この話を初めて読むと、「え?」となる人も多いと思います。意外性のある組み合わせです。でも、「神様が悪霊を送って、人を困らせる」ということが、さも当たり前のように書かれているわけです。

私たちの一般的なイメージでは、「神様は良いことしかしない」「良いことをするのが神様だ」と考えがちです。しかし、この聖書の記述は、その前提を根本から覆します。

「なぜ神様がいるのに、世界には不幸が起こるのか?」

そのような問いに対し、「そういうこともある」と、まるで当然のように語るのが聖書なのです。

良いことをしない神様なんて要らない?

確かに、自分にとって、あるいは人類にとって、良いことをしない、悪いことをする神様を慕い求める理由は見つかりません。そんな神様要らないという結論が妥当です。

しかし、神様が居る居ないという議論に、私たちにとって神様が要るか要らないかという論点は、意味がありません。人間の要請に従って、言動を整える神様なんて、全知全能の存在とは言えません。

ただ、実際のところ、多くの宗教や、宗教的慣習においては、人間の方の都合によって、神を定義し、形作るケースが多く見られます。豊穣の神と言って、乳房やお腹を大きくしたり、戦いの神といって筋骨隆々に仕上げたり、学問の神といって算盤を持たせたり。それらの神の姿というのは、人間的な発想によって造形された哀れなものという見方もできます。

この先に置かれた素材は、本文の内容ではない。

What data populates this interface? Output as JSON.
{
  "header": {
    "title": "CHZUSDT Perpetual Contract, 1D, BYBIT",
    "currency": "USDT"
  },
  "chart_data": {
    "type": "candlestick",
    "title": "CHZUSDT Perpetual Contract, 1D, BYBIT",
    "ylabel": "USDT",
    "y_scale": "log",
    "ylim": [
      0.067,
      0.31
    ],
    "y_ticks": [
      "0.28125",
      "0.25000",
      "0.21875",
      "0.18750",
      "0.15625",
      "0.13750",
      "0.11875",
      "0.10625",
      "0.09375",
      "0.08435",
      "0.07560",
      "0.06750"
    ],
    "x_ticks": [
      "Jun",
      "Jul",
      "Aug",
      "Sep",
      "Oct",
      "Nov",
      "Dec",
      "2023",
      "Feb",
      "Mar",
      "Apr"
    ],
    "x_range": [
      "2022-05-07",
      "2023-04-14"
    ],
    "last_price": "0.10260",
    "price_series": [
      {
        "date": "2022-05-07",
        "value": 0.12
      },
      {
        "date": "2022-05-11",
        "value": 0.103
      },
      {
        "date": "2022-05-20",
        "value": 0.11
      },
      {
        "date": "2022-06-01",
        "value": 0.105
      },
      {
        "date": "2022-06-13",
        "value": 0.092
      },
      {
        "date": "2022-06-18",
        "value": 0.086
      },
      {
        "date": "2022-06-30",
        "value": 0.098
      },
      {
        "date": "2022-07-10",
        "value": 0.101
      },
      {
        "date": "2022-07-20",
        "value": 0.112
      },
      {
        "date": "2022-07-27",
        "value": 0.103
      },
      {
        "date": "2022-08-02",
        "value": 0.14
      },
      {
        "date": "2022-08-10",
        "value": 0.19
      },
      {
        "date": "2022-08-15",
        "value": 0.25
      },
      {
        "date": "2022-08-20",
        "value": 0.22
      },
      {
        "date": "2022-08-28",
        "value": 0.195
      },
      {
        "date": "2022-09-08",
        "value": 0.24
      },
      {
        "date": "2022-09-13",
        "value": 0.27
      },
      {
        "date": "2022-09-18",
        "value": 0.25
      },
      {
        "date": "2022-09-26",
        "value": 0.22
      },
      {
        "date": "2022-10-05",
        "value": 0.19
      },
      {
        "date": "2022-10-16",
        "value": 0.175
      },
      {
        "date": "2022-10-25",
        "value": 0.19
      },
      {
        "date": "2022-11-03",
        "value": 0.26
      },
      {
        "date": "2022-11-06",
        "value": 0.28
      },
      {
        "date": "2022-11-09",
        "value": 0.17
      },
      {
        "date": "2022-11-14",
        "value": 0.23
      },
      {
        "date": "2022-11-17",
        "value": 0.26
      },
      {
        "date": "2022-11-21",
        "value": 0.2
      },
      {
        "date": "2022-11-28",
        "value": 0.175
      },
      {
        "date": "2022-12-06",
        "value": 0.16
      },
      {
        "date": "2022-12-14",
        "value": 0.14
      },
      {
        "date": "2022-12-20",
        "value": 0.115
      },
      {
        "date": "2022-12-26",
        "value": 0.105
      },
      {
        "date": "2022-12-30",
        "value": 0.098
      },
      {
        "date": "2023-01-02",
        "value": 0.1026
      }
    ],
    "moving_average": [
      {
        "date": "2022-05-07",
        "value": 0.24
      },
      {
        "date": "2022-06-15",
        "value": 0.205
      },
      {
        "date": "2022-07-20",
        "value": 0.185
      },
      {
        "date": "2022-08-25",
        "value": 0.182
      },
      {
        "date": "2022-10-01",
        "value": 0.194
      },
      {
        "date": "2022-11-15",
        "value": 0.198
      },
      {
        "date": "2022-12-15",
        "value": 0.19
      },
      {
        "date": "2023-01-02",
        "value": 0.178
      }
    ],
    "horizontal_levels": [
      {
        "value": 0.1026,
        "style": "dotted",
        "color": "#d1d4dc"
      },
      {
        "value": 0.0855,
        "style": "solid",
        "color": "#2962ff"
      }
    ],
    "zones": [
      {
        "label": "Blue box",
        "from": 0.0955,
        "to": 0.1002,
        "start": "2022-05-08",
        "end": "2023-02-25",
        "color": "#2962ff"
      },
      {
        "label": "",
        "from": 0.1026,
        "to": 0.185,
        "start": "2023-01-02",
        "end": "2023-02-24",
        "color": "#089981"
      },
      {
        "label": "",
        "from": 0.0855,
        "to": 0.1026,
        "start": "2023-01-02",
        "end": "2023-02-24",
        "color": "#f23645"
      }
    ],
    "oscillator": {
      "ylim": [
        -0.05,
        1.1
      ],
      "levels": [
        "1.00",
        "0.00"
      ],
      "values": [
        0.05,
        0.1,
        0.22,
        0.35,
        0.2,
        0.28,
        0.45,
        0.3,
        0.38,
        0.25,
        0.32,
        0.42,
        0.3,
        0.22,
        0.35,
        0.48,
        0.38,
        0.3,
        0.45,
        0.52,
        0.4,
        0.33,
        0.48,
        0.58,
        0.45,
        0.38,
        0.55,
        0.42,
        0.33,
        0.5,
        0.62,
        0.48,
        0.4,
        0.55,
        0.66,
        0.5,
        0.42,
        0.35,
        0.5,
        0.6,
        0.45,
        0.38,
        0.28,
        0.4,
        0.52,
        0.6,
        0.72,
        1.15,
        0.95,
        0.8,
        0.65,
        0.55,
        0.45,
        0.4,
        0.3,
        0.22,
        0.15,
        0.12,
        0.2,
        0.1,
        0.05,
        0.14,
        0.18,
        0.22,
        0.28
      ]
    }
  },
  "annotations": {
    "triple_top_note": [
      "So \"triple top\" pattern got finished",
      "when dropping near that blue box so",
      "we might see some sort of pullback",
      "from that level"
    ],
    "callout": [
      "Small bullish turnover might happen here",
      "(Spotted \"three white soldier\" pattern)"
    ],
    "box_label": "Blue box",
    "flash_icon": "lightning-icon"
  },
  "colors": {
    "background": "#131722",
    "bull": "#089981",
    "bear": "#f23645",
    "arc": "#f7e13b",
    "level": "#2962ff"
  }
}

ボトムアップ的に神を作り上げても、それは人間の思いや考えに限定された、全知全能とは程遠い存在です。人間理性、倫理、道徳の及ばない、はるかな高みから、ただ自らの理念によってのみ言動を制御されるのが、本当の神様であると言えます。

良いことも、悪いことも神様の所為にしたら

いっそ開き直って、悪いことも神様の所為にしてしまいましょう。戦争も、災害も、差別も、格差も、不条理も、喧嘩も、無理解も、不寛容も。

考え得る悪いこと全部、神様の所為。

そして、神様に訴え出ればいい、問い詰めればいい。不平不満の全てを神様にぶつけたら、少しはスッキリするかも知れない。旧約聖書の詩編には、多くの嘆きや不満の言葉が記されています。私たちの信仰の先人たちもまた、神様に対して心の中のすべてを吐き出していました。

その上で、悪いことも支配される神様、という視点を持ってみたいと思います。

悪いことも支配される神様。
悪霊なんてものを送りつける神様です。

不幸や悲劇は管理されているとしたら

そんな意地悪な神様なんて、見たくもないかも知れない。
でも、考え方によっては、次のような受け止めもできるのではないでしょうか。

目の前の不幸や悲劇が、手綱を解かれた凶暴な狼ではなく、よく躾けられた従順な羊であると思えるなら、私たちはもっと自信をもって生きて行くことができるはず。何が起こっても、それは全て神様の御業であるが故に、愛と希望が常に隣接している、と信じることができる。

ある日の誰かの説教原稿より。

あらゆる不幸や悲劇が、神様の所為ではないとするなら、それは、また別の、私たちの人生を狂わす存在があるということです。そして、その人生を狂わす存在に対して、神様が善処できないとなれば、それこそ絶望しか残りません。

私たちにとって最悪な事態は、あらゆる不幸や悲劇が、無制御に、目的を持たず暴れ回ることです。

そういう最悪の事態に比べるなら、この世に悪霊や悪魔といった存在を仮定して、それらの総大将、親玉としての神様が存在していることを信じてみるのは、安心に繋がると思います。

何が起こっても、すべての神様の御業。
神様の管理下における出来事。

そう思うことで、整理される感情もあるでしょう、きっと。
落ち着いて、不幸と向き合い、次の行動を冷静に考えられるキッカケにもなると思います。

目の前の不幸は、完全に無秩序な暴風ではなく、何かしらの意味と目的を持って管理されているものかも知れない。

「神様の管理下にある不幸」

そんな視点を少し取り入れてみると、これからの生き方が変わるかもしれません。

ここまで読んでいただき、ありがとうございました。